Questa pretesa di verità, tuttavia, non sempre risuona a chiare lettere nella predicazione. A volte sembra prevalere una prudenziale attitudine al dialogo, alla presa di posizione misurata, anche di fronte a casi emblematici come quello di Eluana Englaro. Molto miele e poco sale, insomma. “Nel cristianesimo ci sono due aspetti entrambi fondamentali. Si ritrovano nella prima lettera di Pietro, al capitolo terzo: ‘Siate sempre pronti a rispondere a chiunque vi domandi ragione della speranza che è in voi, tuttavia questo sia fatto con dolcezza e rispetto'. Anzitutto, quindi, la testimonianza cristiana non può ridursi al dialogo né essere condizionata nei suoi contenuti dal consenso. Al riguardo le affermazioni più categoriche si trovano nel Nuovo Testamento. Alla fine del vangelo di Marco Gesù risorto dice: ‘Chi crederà e sarà battezzato sarà salvo, ma chi non crederà sarà condannato'. Purtroppo tra i credenti, e a volte nel clero stesso, manca la consapevolezza della forza decisiva della parola di Dio. La chiesa non può cambiare certe posizioni proprio perché ritiene che siano espressione di quella verità che non le appartiene e da cui essa stessa viene giudicata. D'altra parte, è altrettanto fondamentale l'istanza di carità. Al di fuori di un'ottica cristiana questo è più difficile da intendere. Il cristianesimo dice di amare i nemici e così mostra di non essere un'ideologia, che invece contrappone sempre amico e nemico. Il cristiano vuole sempre proporre la verità con carità”.

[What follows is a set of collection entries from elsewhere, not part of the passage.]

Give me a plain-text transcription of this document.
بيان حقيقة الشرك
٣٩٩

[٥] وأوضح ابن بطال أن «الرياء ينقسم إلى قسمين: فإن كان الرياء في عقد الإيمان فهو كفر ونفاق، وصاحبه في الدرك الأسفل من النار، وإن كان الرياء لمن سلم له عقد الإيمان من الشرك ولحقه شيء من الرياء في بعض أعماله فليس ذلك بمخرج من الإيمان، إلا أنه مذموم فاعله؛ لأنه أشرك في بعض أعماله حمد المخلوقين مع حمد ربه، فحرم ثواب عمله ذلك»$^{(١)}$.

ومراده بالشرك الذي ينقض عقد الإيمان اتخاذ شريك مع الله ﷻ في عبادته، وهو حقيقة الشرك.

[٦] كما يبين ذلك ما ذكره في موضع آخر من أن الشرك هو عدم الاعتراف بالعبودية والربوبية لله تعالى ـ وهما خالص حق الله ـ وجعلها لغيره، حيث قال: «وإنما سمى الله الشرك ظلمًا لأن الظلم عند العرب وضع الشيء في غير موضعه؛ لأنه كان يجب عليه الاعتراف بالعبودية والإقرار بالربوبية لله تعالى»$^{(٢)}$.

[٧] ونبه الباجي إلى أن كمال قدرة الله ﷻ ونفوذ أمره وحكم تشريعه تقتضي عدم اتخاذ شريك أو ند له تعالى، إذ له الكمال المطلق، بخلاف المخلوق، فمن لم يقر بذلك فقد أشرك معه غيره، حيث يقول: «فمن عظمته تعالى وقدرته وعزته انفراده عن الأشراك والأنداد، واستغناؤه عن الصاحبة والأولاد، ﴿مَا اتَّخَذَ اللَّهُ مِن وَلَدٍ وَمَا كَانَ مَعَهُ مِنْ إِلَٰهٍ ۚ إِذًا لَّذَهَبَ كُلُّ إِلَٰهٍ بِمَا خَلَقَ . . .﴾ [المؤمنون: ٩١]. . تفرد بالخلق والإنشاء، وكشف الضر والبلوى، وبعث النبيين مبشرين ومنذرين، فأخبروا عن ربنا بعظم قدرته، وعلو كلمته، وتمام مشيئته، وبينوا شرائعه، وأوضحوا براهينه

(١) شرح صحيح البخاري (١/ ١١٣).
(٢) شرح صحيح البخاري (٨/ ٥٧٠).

Il compito è quello di rieducarsi al cristianesimo, per usare il titolo del suo ultimo libro. “Fino a cinquant'anni fa dominava la polemica, poi con il concilio il dialogo è diventato una parola d'ordine, con la speranza – purtroppo rivelatasi infondata – che assumendo un atteggiamento positivo e aperto le difficoltà venissero meno. Le cose sono andate un po' diversamente. Oggi ci sono le contestazioni ma soprattutto c'è una critica radicale del cristianesimo”. Sarebbe interessante capire dove nasce. “E' un filone culturale con molti rappresentanti: persone, istituzioni, cattedre universitarie, testate giornalistiche. Più in profondità, si tratta di un fenomeno pervasivo che affonda le sue radici nell'illuminismo e si sviluppa con il nichilismo relativista di Nietzsche. A questo si aggiunge la leadership culturale che hanno oggi gli uomini di scienza. Sarebbe gravissimo se la chiesa riprendesse un atteggiamento che possa apparire di contestazione della scienza come tale, ma non si può negare che certe interpretazioni globali della realtà, proposte come se fossero scientifiche, siano assai discutibili. Si costruisce così una nuova Weltanschauung”. E' questo il tema del suo confronto con Aldo Schiavone (sabato 12 luglio lo storico ha scritto un articolo su Repubblica al quale il cardinale ha risposto l'indomani su Avvenire). “Schiavone rivendica la necessità di un'etica forte, cosa che condivido, dal momento che l'umanità si trova a dover guidare se stessa in una fase in cui ha delle potenzialità inedite, capaci di modificarla dalle fondamenta”. Schiavone però mescola l'etica forte con la chiesa del dialogo (“più profetismo e meno dogmatica”, sentenzia, come se i profeti fossero gli uomini del dialogo e non piuttosto della testimonianza). “Forse c'è anche questo, ma il nodo di fondo è che si tratta di un'etica naturalistica o storicistica, incapace di salvaguardare il valore irriducibile della persona”.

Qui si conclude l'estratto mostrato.